CDU dış politika uzmanı Jürgen Hardt da kamu yayıncılık kuruluşu ZDF’e yaptığı açıklamada koruma statüsüyle ilgili değerlendirme için henüz erken olduğunu, konunun birkaç hafta içinde açıklığa kavuşabileceğini belirterek pek çok sığınmacının kendiliğinden Suriye’ye dönmek isteyeceğine inandığını, bu kişilere yeni bir yaşam kurma sürecinde destek olunması gerektiğini kaydetti.

Başbakan Scholz’a “Erdoğan ile acilen görüş” çağrısı

Silahlı muhaliflerin ele geçirdiği bölgelerden Türkiye ya da Avrupa yönüne bir göç hareketliliği bulunmadığına işaret eden Hardt, “Bu umut veren bir işaret. AB ve Almanya, Türkiye’deki geçiş sürecine aktif bir şekilde eşlik etmelidir.

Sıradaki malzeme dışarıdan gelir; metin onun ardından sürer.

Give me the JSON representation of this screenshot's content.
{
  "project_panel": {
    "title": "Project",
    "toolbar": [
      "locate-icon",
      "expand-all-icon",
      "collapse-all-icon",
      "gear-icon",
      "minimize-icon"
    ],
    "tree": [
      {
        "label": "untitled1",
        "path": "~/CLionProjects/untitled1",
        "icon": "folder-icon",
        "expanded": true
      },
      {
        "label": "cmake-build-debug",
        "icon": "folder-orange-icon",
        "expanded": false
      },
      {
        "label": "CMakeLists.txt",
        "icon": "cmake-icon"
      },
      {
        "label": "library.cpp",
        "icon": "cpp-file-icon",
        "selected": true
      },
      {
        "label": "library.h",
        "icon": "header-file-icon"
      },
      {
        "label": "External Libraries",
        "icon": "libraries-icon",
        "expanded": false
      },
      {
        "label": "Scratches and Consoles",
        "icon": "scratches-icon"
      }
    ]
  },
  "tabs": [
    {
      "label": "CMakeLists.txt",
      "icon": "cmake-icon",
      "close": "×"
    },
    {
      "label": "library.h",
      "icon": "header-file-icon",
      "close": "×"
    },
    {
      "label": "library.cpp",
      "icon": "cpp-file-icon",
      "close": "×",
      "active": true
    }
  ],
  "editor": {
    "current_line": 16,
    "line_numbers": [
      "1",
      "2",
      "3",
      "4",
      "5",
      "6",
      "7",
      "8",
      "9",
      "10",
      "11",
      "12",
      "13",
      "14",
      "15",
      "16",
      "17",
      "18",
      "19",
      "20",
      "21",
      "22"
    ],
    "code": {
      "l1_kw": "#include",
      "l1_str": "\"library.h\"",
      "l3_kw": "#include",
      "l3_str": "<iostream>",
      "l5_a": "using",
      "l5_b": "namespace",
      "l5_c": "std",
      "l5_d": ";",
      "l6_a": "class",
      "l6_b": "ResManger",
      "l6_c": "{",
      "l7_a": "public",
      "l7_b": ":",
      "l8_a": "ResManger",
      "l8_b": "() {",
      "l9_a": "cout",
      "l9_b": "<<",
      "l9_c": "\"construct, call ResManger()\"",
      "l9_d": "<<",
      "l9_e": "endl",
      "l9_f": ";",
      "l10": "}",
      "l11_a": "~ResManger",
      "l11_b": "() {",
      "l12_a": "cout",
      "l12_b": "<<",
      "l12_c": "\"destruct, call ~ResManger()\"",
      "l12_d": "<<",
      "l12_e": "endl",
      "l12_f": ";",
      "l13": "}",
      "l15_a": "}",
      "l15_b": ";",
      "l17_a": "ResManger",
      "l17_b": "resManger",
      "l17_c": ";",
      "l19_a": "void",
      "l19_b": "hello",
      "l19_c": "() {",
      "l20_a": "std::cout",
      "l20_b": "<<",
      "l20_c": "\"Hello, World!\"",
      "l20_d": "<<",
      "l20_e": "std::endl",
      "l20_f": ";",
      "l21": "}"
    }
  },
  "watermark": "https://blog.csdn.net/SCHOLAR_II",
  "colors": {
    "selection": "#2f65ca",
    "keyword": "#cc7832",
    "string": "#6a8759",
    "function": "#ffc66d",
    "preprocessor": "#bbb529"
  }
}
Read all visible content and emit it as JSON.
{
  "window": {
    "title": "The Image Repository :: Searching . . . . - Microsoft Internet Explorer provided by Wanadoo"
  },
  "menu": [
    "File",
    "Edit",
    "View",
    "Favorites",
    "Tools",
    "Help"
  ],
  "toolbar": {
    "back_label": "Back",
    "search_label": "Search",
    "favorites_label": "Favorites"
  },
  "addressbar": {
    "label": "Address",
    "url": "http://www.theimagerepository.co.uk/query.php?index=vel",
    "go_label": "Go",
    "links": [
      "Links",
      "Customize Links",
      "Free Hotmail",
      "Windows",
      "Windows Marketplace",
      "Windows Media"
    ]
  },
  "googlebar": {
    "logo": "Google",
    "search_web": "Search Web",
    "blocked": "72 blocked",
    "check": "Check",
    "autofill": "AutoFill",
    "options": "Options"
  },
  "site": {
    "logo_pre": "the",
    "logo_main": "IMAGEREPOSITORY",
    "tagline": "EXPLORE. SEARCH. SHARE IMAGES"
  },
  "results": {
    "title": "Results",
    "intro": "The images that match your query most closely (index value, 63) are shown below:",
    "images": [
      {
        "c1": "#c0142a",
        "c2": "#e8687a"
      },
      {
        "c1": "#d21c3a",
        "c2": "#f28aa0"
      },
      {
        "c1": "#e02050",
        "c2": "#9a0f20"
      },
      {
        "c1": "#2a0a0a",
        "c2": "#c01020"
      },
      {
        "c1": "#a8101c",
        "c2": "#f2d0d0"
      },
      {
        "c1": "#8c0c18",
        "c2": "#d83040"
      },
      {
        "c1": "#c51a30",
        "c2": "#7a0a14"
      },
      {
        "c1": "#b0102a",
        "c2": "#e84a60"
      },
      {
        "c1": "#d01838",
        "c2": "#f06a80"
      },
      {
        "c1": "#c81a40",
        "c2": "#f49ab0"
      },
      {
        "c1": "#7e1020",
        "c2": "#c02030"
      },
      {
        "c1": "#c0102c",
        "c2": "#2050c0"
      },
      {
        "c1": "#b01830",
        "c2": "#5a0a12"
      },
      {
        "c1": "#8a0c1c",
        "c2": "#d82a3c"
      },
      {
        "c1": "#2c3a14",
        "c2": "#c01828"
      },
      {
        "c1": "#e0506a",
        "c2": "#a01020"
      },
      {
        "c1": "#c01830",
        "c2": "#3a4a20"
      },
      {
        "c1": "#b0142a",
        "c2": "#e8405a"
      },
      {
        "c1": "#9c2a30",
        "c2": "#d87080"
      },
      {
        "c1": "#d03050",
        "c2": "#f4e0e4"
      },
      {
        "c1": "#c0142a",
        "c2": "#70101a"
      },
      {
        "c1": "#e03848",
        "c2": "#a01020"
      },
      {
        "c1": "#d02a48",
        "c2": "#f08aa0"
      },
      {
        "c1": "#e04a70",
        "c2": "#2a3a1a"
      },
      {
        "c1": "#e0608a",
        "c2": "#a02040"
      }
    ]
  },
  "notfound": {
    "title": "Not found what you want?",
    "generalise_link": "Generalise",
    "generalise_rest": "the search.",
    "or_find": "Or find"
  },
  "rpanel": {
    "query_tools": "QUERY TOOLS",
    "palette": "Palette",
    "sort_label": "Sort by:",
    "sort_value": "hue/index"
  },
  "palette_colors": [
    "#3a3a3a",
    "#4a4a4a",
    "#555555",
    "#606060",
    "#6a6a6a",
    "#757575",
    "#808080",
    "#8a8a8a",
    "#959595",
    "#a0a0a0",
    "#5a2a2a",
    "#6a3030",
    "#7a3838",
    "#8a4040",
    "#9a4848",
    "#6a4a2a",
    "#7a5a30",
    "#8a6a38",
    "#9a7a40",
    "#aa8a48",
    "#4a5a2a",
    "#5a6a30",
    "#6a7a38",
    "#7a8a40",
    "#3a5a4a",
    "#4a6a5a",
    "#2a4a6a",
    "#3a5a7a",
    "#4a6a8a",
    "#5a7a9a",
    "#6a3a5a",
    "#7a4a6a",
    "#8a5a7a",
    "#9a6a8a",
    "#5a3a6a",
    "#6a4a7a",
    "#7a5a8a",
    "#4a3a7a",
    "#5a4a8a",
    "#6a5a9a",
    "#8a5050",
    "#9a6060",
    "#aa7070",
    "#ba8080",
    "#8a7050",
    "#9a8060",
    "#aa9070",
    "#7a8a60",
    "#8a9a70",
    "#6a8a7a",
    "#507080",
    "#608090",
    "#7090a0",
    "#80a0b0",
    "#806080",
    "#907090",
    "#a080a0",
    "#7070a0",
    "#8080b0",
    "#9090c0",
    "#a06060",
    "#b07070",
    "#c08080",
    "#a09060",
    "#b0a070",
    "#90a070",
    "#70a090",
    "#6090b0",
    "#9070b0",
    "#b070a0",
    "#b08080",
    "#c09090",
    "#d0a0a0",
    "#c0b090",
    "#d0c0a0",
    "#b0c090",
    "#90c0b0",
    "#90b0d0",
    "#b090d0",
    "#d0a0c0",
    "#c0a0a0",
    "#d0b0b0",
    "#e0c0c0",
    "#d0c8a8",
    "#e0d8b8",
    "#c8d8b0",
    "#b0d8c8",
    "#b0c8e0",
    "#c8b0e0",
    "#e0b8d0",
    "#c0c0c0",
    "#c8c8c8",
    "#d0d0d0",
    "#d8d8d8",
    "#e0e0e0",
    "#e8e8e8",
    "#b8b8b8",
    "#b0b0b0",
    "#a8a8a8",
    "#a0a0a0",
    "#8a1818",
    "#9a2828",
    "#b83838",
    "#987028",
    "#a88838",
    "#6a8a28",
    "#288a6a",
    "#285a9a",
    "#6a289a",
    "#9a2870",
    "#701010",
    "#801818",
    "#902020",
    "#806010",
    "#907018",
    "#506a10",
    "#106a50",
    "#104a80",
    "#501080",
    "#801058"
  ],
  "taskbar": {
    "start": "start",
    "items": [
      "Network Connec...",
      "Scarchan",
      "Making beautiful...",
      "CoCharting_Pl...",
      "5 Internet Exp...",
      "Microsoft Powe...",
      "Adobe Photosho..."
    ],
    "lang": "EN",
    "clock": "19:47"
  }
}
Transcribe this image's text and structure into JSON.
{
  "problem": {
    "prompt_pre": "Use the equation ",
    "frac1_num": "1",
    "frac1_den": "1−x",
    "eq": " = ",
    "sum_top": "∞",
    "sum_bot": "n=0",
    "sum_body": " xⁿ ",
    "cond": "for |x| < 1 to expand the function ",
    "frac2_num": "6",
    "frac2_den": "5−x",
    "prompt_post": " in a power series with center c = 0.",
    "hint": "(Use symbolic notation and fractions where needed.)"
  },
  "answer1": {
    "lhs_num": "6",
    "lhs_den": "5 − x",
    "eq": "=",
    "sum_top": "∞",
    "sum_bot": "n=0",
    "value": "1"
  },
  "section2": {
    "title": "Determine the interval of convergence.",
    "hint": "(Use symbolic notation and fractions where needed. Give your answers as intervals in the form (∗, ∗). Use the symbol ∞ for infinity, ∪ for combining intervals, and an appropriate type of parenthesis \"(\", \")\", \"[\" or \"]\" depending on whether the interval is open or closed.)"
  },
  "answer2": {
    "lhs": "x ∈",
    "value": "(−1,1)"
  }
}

Çok sayıda sığınmacının geri dönüşü sağlanmalıdır” diyerek Başbakan Olaf Scholz’dan hızlı bir şekilde Türkiye Cumhurbaşkanı Recep Tayyip Erdoğan ile bu konuda görüşmesini istedi.

Alman kamuoyunda, Türkiye ile 2016’da imzalanan Mülteci Mutabakatı’nın mimarı olarak bilinen göç uzmanı Gerald Knaus da, Esad’ın devrilmesini “tarihî bir dönüm noktası” diye nitelendirdi. “Orta vadede istikrarın sağlanması durumunda bu, Avrupa dahil genel göç durumu açısından tarihî bir dönüm noktası olabilir” diyen Kraus, “Komşu ülkelerdeki Suriyeli sığınmacılar, ülkelerindeki durumun yeniden güvenli olup olmadığını hemen görme şansına sahipler. Eğer güvenlik sağlanırsa Almanya ve diğer Avrupa ülkelerine iltica başvuruları da gerileyecektir” değerlendirmesinde bulundu.

Suriye’deki durumdan doğrudan etkilenen güçler

Kraus da Alman hükümetini Suriye konusunda bir temas grubu oluşturmaya çağırdı. Göç uzmanı, Suriye’deki durumdan doğrudan etkilenen güçler; Ürdün, Türkiye, Avusturya, Yunanistan, Almanya, AB ve kurulacak Suriye hükümetinden oluşacak temas grubunun bir strateji oluşturmasını ve AB’nin destek vermesini önerdi.

Göç uzmanı Kraus, Suriye’de istikrarın sağlanması ve Almanya’da iltica başvurularının azalmasının iç politikaya da olumlu etkileri olabileceğini belirterek “2025’te Suriye’den iltica başvurularının sayısı hızlı bir şekilde azalırsa, Almanya’daki AfD, Avusturya’daki FPÖ gibi aşırılıkçı tehlikeli güçlerin elinden kozları alınmış olur. Bu nedenle dış politik çabalarda da Suriye’nin istikrarına mutlak öncelik verilmesi gerek” dedi.